3. Iniciou cumprimento de pena à ordem desse em 25 outubro 2002, com ½ para 25 fevereiro 2004, ⅔ para 4 agosto 2004 e termo para 25 junho 2005.

4. Em cúmulo jurídico das penas aplicadas no NUIPC 19/00.... do ... e no NUIPC 450/00.... do 1.º..., por Ac. de ..., neste último proferido, foi condenado na pena única de 3A6M de prisão.
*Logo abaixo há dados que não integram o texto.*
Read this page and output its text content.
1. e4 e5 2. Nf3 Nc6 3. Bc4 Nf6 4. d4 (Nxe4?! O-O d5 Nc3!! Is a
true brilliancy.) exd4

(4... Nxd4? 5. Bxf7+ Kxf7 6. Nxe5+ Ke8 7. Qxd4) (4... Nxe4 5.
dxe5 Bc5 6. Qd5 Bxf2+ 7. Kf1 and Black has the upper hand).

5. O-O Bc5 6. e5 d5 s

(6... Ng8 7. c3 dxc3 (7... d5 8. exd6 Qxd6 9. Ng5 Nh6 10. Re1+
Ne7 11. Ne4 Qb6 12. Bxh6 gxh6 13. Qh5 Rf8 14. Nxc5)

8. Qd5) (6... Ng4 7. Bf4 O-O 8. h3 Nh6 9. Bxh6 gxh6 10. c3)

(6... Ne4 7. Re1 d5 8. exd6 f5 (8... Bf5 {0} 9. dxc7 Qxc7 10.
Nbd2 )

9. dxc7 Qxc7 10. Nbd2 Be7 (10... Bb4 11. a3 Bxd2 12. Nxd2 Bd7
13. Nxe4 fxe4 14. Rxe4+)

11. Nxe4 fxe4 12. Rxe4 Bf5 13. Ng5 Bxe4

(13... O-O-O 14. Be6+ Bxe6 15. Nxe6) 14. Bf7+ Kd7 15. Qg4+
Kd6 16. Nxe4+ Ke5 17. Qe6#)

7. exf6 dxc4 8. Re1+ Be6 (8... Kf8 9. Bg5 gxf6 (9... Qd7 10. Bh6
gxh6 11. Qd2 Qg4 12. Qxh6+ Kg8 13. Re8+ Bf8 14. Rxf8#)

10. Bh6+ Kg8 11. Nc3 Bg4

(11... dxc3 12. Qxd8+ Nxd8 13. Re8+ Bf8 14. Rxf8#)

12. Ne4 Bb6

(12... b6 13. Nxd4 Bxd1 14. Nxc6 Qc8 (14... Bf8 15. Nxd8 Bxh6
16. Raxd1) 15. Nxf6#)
5. Dada a situação de condenação no NUIPC 88/02.... do 3.ºJCrTJAveiro (cfr. infra) operou desligamento/ligamento, sendo que por força do Princípio do Vicariato essa pena se extinguiu na execução em 25 abril 2006 (situação declarada no despacho de 26 janeiro 2011 – apenso A).

6. por decisão de 18 outubro 2004, proferida no NUIPC 88/02.... (extinto 3.ºJCrTJAveiro) do Juízo Central Criminal ... - Juiz ..., provou-se que em 21 dezembro 2001 (agressão a ..., no exercício de funções no Serviço de Urgência do Hospital ..., aquando de avaliação em sede de processo de Internamento Compulsivo), cometeu factos integrantes de:

• um (1) ilícito penal de ofensa à integridade física qualificada (art. 144.º/1b); 146.º/1/2   ex vi 132.º/2j)CP)
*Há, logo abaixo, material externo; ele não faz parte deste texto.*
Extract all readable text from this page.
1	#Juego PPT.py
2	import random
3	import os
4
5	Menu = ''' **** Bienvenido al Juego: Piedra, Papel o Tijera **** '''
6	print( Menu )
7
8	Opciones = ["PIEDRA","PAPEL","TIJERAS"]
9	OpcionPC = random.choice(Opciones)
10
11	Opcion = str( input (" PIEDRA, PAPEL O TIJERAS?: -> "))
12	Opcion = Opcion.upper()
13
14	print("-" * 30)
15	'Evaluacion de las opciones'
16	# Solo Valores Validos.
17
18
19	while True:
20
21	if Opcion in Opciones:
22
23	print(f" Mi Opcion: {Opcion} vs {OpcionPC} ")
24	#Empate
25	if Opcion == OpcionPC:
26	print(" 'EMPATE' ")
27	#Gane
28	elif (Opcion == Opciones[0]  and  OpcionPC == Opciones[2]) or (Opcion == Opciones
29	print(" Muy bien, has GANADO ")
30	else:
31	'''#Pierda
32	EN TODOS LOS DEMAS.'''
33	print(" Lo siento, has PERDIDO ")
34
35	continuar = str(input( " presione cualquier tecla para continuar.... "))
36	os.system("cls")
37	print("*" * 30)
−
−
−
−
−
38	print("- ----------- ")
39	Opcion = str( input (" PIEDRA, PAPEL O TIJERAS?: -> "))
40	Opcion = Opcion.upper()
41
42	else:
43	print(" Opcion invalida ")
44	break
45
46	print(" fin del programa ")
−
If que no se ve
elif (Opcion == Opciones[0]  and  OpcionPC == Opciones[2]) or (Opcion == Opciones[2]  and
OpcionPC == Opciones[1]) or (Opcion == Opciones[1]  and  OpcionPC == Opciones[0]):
foi declarado inimputável perigoso e aplicada uma medida de segurança de   internamento   (MSI)  pelo período mínimo legal de 3A, mínimo judicial de 6A e máximo de 13A (prorrogável à face do art. 92.º/3CP).

7. Iniciou esse internamento em 9 fevereiro 2005.
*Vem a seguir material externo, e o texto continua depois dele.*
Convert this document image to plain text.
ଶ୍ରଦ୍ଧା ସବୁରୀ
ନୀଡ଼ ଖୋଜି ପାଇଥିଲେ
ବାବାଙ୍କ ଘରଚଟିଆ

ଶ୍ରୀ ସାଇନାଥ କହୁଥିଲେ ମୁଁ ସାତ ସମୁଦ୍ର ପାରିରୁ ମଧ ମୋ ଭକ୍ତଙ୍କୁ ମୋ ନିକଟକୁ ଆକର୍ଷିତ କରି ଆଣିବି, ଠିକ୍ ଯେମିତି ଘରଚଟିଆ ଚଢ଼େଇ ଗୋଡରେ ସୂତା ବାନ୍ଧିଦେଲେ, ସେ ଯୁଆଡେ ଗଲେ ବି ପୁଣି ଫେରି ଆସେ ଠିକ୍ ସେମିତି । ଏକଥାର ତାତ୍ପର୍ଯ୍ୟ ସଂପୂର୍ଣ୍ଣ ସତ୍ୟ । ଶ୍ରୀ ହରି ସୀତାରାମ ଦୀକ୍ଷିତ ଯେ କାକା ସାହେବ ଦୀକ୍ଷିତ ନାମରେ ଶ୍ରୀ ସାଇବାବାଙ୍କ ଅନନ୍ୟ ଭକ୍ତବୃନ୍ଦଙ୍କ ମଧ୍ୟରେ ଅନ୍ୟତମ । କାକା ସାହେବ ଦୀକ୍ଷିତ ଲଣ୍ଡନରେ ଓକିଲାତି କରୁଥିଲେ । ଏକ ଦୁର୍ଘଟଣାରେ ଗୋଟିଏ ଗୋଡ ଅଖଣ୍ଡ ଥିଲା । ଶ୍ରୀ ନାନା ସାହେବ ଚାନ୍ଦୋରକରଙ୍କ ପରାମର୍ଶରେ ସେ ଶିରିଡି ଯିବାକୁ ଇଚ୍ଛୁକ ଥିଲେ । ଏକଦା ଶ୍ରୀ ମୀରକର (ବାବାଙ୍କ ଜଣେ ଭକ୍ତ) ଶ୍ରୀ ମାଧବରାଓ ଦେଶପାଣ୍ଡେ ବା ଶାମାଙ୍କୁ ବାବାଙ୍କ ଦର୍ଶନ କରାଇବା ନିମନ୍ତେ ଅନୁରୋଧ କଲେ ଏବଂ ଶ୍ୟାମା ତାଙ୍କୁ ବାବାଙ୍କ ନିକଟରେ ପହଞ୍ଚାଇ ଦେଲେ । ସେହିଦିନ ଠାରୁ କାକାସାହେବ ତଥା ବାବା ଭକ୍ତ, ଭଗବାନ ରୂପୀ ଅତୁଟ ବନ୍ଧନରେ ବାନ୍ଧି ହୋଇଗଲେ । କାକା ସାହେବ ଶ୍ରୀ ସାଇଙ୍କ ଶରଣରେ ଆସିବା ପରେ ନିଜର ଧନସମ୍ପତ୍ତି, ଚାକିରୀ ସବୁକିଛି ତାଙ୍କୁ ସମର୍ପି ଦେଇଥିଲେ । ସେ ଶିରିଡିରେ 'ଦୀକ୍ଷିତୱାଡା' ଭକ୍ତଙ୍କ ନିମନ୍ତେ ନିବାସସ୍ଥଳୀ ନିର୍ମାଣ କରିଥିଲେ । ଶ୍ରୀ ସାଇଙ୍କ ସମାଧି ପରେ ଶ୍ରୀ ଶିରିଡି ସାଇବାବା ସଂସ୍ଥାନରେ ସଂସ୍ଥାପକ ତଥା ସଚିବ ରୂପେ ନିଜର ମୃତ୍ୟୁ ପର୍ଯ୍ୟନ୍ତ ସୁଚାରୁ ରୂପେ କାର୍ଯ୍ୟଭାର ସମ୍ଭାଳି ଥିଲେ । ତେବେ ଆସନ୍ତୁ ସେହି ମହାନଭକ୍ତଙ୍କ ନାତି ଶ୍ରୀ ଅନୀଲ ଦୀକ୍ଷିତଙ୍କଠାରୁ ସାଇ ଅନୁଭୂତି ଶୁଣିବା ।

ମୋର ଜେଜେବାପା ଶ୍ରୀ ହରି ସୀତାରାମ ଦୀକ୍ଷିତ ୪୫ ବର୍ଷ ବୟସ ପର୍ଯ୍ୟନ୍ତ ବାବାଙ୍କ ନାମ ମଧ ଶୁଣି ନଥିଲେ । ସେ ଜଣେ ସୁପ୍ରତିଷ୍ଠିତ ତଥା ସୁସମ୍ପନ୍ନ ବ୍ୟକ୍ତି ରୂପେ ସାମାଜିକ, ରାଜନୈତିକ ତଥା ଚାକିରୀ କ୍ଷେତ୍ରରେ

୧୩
8. O período mínimo legal operou em 9 fevereiro 2008, o judicial em 9 fevereiro 2011 e o máximo legal em 9 fevereiro 2018 (prorrogável à face do art. 92.º/3CP).

9. por decisão de 27 abril 2005, proferida no NUIPC 2599/02.... do 1.ºJCrTJMatosinhos, provou-se ter cometido em 28 novembro 2002 [remessa à Adjunta do Director do ... de um envelope contendo no seu interior um preservativo usado e com vestígios de esperma e, ainda, um impresso do EP onde, pelo seu próprio punho, escrevera “vai em anexo o estromento do vosso trabalho profissionalismo insenção imparcialidade, bom apetite, alimentação equilibrada e naturar” (SIC)] factos integrantes de:

• um (1) ilícito penal de injúria agravada (art. 181.º/1; 182.º; 184.ºCP)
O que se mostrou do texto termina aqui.